第20章 看到那位都会哭吧(1/2)
王建国睁开眼的时候,脑袋像被人用锤子砸过。
“钟小艾……你家用的假酒吧……”他在心里骂了一句,不是骂出声,是那种咬牙切齿、恨不得把人拎起来摇晃的骂。
他深吸一口气,又吸一口,强行让自己冷静下来。
出了酒店,秋风一吹,脑子清醒了几分。
他拦了辆计程车,报了家里的地址。
回到家,王建国洗了个热水澡,把那股子酒气和乱七八糟的味道全衝掉。
换了身乾净衣服,对著镜子看了看,脸色不太好,眼睛有点红,但整体还能看。
他拍了拍脸,让自己精神起来。
今天还有正事。
他现在是中央党校姜老的关门弟子,这个身份,不是谁都能有的。
说起来也是机缘巧合,他在省委內刊上发表的那些文章,不知道怎么传到了姜老手里。姜老看过后,点名要见他,第一次见面,聊了三个小时,从苏联问题聊到中国经济改革,姜老越聊越精神,最后拍板:“这个学生,我收了。”

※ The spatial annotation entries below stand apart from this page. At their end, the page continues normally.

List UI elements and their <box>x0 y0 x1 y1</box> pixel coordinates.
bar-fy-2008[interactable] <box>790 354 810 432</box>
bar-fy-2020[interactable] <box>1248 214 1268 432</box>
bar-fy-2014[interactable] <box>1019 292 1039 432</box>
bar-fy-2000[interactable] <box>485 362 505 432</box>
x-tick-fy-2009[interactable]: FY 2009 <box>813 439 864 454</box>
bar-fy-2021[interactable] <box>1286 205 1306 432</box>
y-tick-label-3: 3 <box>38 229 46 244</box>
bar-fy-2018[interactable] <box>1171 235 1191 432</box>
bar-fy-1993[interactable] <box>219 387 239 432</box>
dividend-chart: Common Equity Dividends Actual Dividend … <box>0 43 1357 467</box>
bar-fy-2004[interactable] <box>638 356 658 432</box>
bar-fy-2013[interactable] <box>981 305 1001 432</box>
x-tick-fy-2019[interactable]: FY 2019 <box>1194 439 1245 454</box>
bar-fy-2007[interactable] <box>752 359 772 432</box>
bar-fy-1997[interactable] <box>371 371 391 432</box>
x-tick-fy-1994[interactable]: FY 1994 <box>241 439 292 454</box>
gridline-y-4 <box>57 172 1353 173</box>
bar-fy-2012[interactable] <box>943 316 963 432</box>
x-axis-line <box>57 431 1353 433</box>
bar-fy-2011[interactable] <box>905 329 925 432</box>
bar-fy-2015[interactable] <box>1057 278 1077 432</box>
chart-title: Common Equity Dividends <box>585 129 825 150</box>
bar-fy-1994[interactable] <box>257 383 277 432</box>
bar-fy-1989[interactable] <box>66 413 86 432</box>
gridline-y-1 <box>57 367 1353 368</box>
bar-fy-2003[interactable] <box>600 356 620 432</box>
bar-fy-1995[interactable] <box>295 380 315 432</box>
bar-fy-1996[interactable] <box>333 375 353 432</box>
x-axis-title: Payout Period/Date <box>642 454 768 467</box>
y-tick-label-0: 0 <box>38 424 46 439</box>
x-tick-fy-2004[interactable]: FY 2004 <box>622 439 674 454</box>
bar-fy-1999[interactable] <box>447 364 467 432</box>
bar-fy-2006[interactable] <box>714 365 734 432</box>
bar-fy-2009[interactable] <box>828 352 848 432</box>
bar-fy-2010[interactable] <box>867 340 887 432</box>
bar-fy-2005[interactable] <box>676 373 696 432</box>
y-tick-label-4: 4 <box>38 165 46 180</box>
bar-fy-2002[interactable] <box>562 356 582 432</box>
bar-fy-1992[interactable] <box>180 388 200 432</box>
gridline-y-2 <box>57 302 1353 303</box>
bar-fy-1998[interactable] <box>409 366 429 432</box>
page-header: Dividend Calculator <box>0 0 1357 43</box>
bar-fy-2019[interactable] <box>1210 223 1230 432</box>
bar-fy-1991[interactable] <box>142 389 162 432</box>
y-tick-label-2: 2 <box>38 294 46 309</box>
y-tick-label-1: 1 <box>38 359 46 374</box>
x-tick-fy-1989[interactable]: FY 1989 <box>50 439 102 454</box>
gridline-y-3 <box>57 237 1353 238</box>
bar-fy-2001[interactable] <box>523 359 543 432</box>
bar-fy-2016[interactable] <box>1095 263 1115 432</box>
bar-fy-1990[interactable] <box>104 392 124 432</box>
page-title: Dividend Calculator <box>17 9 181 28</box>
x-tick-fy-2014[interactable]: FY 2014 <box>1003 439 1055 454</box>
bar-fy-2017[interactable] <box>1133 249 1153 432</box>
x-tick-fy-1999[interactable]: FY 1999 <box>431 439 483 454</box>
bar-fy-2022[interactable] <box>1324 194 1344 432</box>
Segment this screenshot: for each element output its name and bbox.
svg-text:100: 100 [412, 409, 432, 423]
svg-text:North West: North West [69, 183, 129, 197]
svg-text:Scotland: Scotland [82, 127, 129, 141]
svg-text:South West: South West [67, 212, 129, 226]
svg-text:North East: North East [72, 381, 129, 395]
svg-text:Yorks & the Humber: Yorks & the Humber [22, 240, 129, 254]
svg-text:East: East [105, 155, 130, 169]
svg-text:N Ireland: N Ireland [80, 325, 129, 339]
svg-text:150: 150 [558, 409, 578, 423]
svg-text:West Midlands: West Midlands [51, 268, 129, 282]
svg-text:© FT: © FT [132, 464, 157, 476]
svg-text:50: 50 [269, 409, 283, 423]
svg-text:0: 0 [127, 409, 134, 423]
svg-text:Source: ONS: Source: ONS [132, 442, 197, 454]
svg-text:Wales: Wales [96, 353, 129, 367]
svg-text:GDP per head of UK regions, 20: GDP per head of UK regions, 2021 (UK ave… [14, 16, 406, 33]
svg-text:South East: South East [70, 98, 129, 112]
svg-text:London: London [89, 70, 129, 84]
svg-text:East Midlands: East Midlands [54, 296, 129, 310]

所谓“关门弟子”,在90年代初的干部培养体系里,这种“大佬点名带教”的含金量,比一纸文凭高多了,將来想转正式硕士学歷,也就是姜老一句话的事。
王建国每天都提前半小时到党校,先把姜老的办公室打扫一遍,再泡好茶,等姜老来了就能喝上热的。
今天也不例外。
他推开门,拿起抹布准备擦桌子,门忽然被推开了。
姜老进来了。
比平时早了整整一个小时。
王建国愣了一下,放下抹布:“老师,您今天怎么这么早?”
姜老的脸色不太对,没有往日的从容,眉头微微皱著,摆了摆手:“茶先別泡了,有要事,立刻跟我走。”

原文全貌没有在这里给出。